Montevideo nacque comunque per lo spirito di avventura di pionieri che decisero di "guardare" al di là del fiume Uruguay, nei territori della Banda Oriental, sfidando gli indomabili e scaltri indiani Charrua. Fu una lotta strenua: da un lato gli indigeni fermamente decisi a usare ogni astuzia per evitare il saccheggio delle loro terre, dall'altro i pionieri spinti dalla sete di terre e di futuro.
Alla fine arrivò la mediazione e le due anime di quest'angolo del continente americano si fusero esaltandone le peculiarità.
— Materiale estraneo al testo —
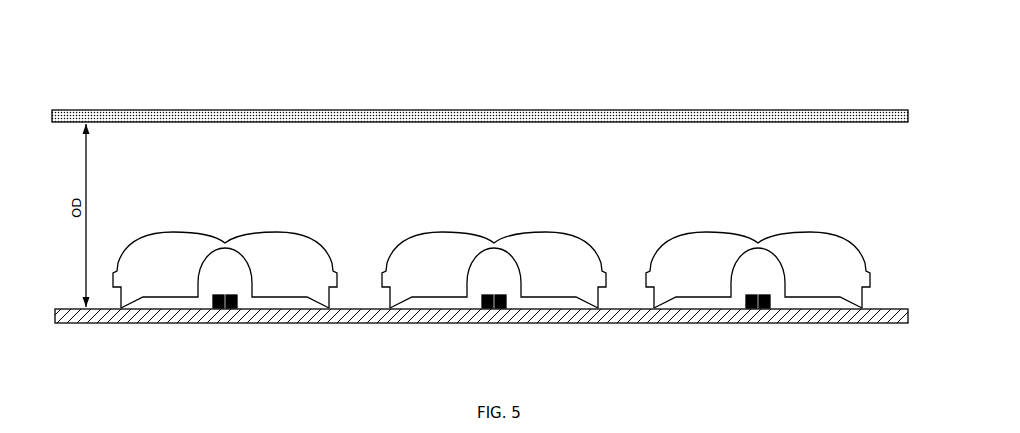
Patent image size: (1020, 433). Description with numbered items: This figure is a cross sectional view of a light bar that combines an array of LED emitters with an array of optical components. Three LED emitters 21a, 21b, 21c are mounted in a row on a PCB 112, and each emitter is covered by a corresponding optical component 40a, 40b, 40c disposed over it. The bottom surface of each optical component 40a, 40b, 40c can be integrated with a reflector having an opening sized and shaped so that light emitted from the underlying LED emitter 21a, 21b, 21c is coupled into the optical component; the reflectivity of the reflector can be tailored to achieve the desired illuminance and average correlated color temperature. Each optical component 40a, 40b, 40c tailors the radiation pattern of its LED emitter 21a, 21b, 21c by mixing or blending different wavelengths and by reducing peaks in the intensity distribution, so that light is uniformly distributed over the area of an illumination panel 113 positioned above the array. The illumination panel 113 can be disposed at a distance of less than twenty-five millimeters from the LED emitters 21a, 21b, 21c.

The illumination panel 113 is at (423, 110).
The PCB 112 is at (616, 323).
The optical component 40a is at (228, 204).
The optical component 40b is at (506, 206).
The optical component 40c is at (747, 201).
The LED emitter 21a is at (226, 302).
The LED emitter 21b is at (496, 302).
The LED emitter 21c is at (758, 302).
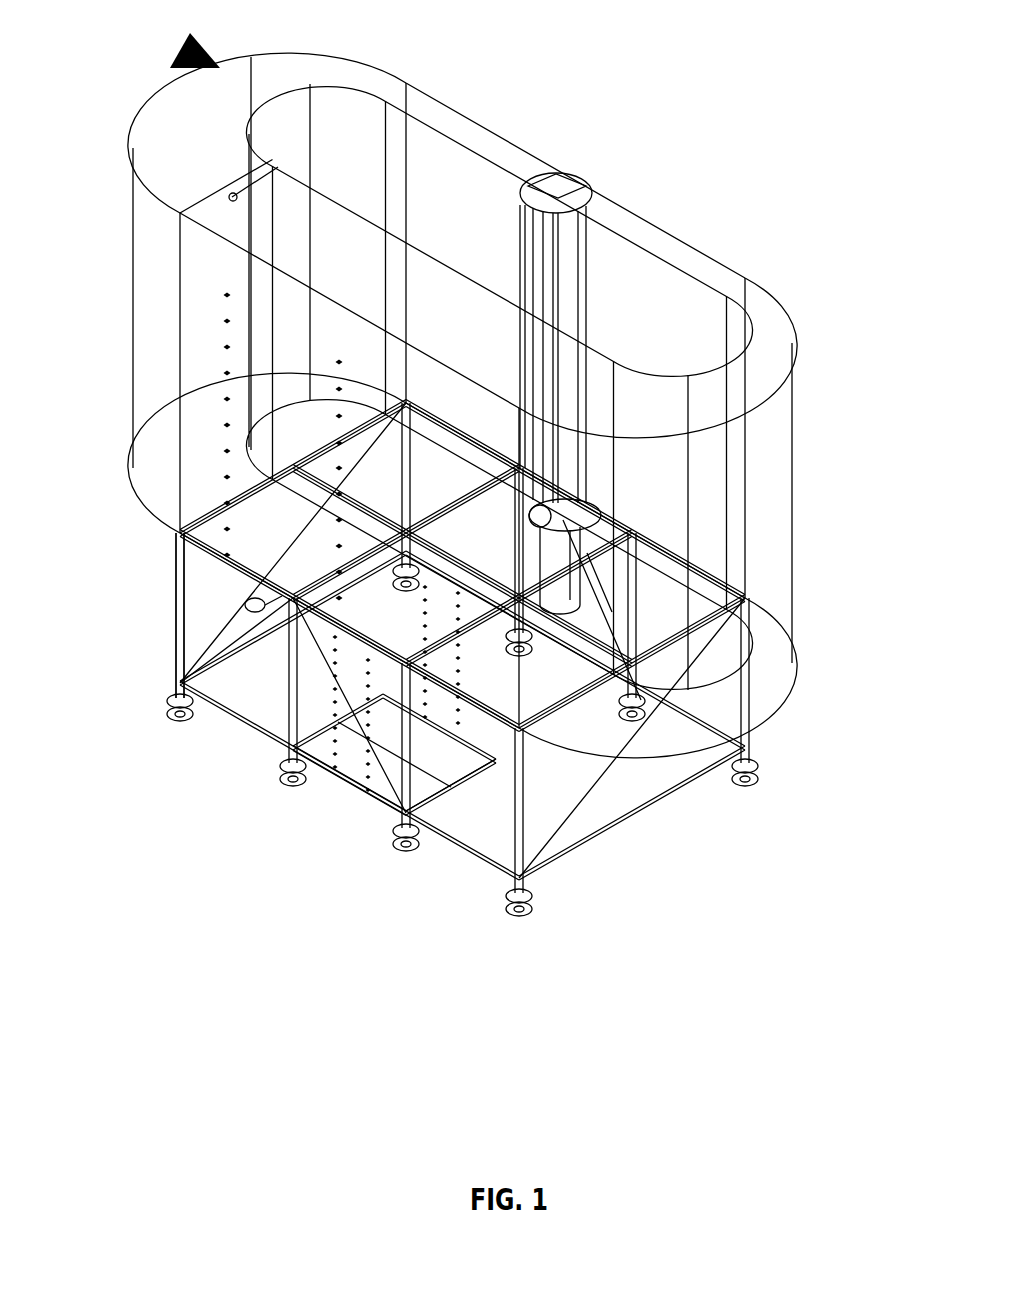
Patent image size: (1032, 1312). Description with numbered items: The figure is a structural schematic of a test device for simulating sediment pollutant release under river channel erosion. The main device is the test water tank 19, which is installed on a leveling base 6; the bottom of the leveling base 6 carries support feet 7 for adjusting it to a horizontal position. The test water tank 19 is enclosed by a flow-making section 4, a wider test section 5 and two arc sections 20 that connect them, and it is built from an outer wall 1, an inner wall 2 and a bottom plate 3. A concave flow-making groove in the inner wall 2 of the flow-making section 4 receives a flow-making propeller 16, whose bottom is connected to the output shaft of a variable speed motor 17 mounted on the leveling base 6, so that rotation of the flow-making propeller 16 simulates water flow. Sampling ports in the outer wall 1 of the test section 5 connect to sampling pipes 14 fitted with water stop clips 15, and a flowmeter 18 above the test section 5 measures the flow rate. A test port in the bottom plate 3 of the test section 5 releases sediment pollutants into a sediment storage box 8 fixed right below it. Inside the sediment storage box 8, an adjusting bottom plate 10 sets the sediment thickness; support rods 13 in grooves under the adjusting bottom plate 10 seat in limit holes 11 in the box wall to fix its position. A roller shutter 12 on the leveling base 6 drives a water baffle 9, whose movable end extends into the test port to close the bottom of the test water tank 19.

The outer wall 1 is at (147, 197).
The inner wall 2 is at (250, 130).
The bottom plate 3 is at (160, 470).
The flow-making section 4 is at (700, 262).
The test section 5 is at (430, 280).
The leveling base 6 is at (178, 680).
The support feet 7 is at (176, 713).
The sediment storage box 8 is at (322, 680).
The water baffle 9 is at (470, 547).
The adjusting bottom plate 10 is at (398, 808).
The limit holes 11 is at (480, 770).
The roller shutter 12 is at (245, 603).
The support rods 13 is at (365, 752).
The sampling pipes 14 is at (222, 327).
The water stop clips 15 is at (223, 297).
The flow-making propeller 16 is at (570, 190).
The variable speed motor 17 is at (608, 512).
The flowmeter 18 is at (225, 195).
The test water tank 19 is at (172, 50).
The arc sections 20 is at (763, 367).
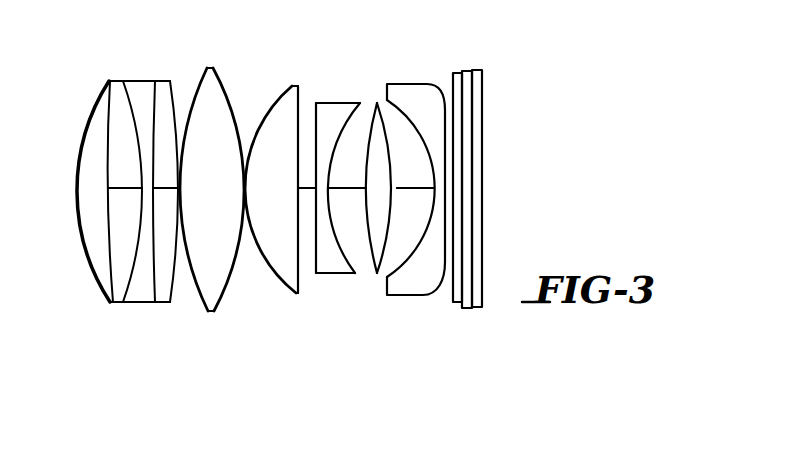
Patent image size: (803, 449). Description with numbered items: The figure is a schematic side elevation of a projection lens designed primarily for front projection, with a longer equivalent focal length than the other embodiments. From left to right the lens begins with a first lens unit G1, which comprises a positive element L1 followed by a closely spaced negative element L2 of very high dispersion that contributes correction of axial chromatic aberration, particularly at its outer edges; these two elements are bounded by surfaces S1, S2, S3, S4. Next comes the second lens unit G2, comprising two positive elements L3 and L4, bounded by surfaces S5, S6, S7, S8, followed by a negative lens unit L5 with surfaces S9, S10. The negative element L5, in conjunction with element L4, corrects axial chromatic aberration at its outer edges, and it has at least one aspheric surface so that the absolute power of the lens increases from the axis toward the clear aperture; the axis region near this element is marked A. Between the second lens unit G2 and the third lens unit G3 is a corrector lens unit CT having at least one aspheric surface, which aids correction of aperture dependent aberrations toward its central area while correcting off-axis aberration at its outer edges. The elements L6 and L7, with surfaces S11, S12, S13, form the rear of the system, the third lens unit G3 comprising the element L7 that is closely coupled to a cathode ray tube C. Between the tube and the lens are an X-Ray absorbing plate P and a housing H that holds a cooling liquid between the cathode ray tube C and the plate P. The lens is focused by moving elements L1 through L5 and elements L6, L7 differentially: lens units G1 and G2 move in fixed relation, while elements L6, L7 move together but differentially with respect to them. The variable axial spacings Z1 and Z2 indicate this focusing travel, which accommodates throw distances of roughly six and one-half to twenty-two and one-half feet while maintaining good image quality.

The first lens unit G1 is at (183, 42).
The second lens unit G2 is at (362, 43).
The third lens unit G3 is at (448, 45).
The lens element L1 is at (98, 103).
The lens element L2 is at (150, 81).
The positive element L3 is at (213, 86).
The positive element L4 is at (281, 100).
The negative lens unit L5 is at (332, 103).
The lens element L6 is at (375, 103).
The lens element L7 is at (415, 83).
The lens surface S1 is at (90, 254).
The lens surface S2 is at (117, 241).
The lens surface S3 is at (118, 270).
The lens surface S4 is at (163, 262).
The lens surface S5 is at (191, 284).
The lens surface S6 is at (228, 272).
The lens surface S7 is at (264, 268).
The lens surface S8 is at (298, 279).
The lens surface S9 is at (314, 257).
The lens surface S10 is at (349, 248).
The lens surface S11 is at (364, 258).
The lens surface S12 is at (389, 268).
The lens surface S13 is at (424, 251).
The aperture stop A is at (353, 185).
The corrector lens unit CT is at (393, 178).
The focusing travel spacing Z1 is at (358, 192).
The focusing travel spacing Z2 is at (444, 187).
The X-Ray absorbing plate P is at (453, 303).
The housing H is at (468, 309).
The cathode ray tube C is at (481, 298).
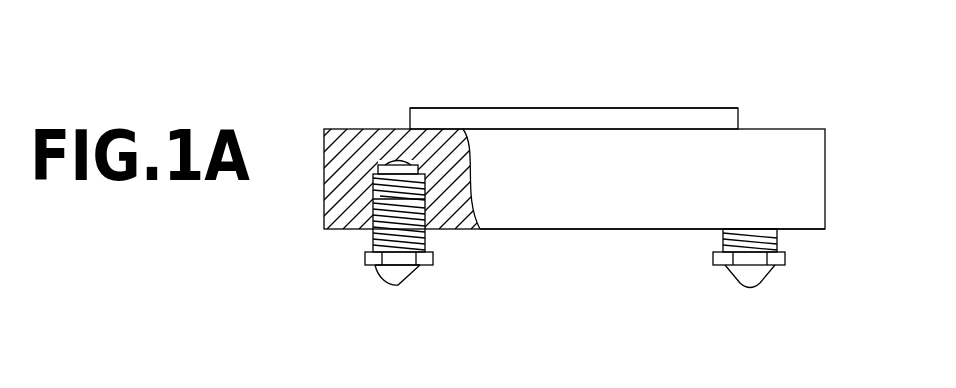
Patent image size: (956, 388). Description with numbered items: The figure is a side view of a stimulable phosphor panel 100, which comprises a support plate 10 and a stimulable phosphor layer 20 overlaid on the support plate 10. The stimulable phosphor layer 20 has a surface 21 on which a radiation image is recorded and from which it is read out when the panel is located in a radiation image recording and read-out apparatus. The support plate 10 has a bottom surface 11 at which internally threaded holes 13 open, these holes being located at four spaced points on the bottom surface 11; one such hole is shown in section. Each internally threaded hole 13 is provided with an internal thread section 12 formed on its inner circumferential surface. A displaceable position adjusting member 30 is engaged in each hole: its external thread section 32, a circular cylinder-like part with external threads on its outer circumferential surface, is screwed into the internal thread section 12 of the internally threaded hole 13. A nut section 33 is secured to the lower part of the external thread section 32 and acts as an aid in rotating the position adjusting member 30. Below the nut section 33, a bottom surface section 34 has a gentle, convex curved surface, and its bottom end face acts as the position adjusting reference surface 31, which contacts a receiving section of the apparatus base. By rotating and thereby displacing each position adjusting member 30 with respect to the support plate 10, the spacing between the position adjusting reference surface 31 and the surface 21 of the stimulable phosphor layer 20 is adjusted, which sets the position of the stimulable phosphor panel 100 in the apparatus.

The stimulable phosphor panel 100 is at (612, 67).
The support plate 10 is at (830, 171).
The bottom surface 11 is at (605, 231).
The internal thread section 12 is at (375, 193).
The internally threaded hole 13 is at (400, 153).
The stimulable phosphor layer 20 is at (729, 120).
The surface 21 is at (683, 108).
The position adjusting member 30 is at (260, 275).
The position adjusting reference surface 31 is at (396, 272).
The external thread section 32 is at (366, 257).
The nut section 33 is at (372, 266).
The bottom surface section 34 is at (392, 275).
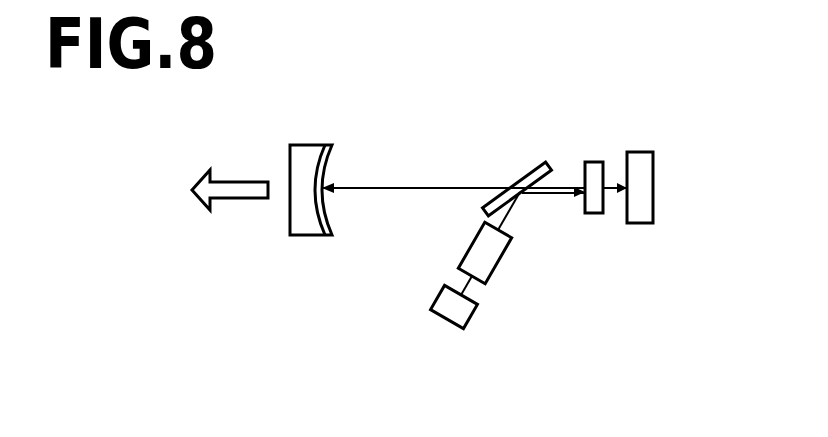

Quando nacque Giovan Battista Crosa, figlio di un eminente medico di Pinerolo, quella città americana destinata a diventare la capitale dell'Uruguay era ancora un insieme di pochi agglomerati. Era il 1730 e il Piemonte respirava l'aria un po' decadente che spirava dalla vicina Francia, illuminata da Re Sole. Non era questo il futuro che il giovane Crosa, figlio di Francesco, sognava per se. O forse lo avrebbe anche sognato ma scelse di abbandonare tutto, nonostante un tenore di vita che gli permetteva di evitare qualsiasi lavoro faticoso.
Giovan Battista Crosa- forse per un'insanabile situazione sentimentale - si allontanò da Pinerolo nel 1764 e arrivò a Genova per imbarcarsi alla volta del Sudamerica. Facendo scalo a Maiorca, ne approfittò per sposarsi con Francesca Perez Bracaman, una spagnola conosciuta sulla nave e nel 1765 la coppia sbarca nella baia di Montevideo per iniziare una nuova vita lontano dai fasti del recentissimo passato.
Non dimenticò tuttavia il proprio paese, Giovan Battista Crosa, che in terra uruguagia avviò la coltivazione di vitigni piemontesi e aprì una macelleria, attività che gli consentirono di vivere dignitosamente. Padre di due figli e di vari nipoti, Crosa poté raccontare che uno di questi ultimi combatté con eroismo nella battaglia di Sarandì e Ituzaingò durante la guerra d'indipendenza. Era orgoglioso di quel nipote di "pinerolo" e la sua nostalgia per il paese natio la trasformò in una vera e propria firma: Crosa, nell'arco degli anni perse il suo cognome e si firmò sempre più "Pignerolo".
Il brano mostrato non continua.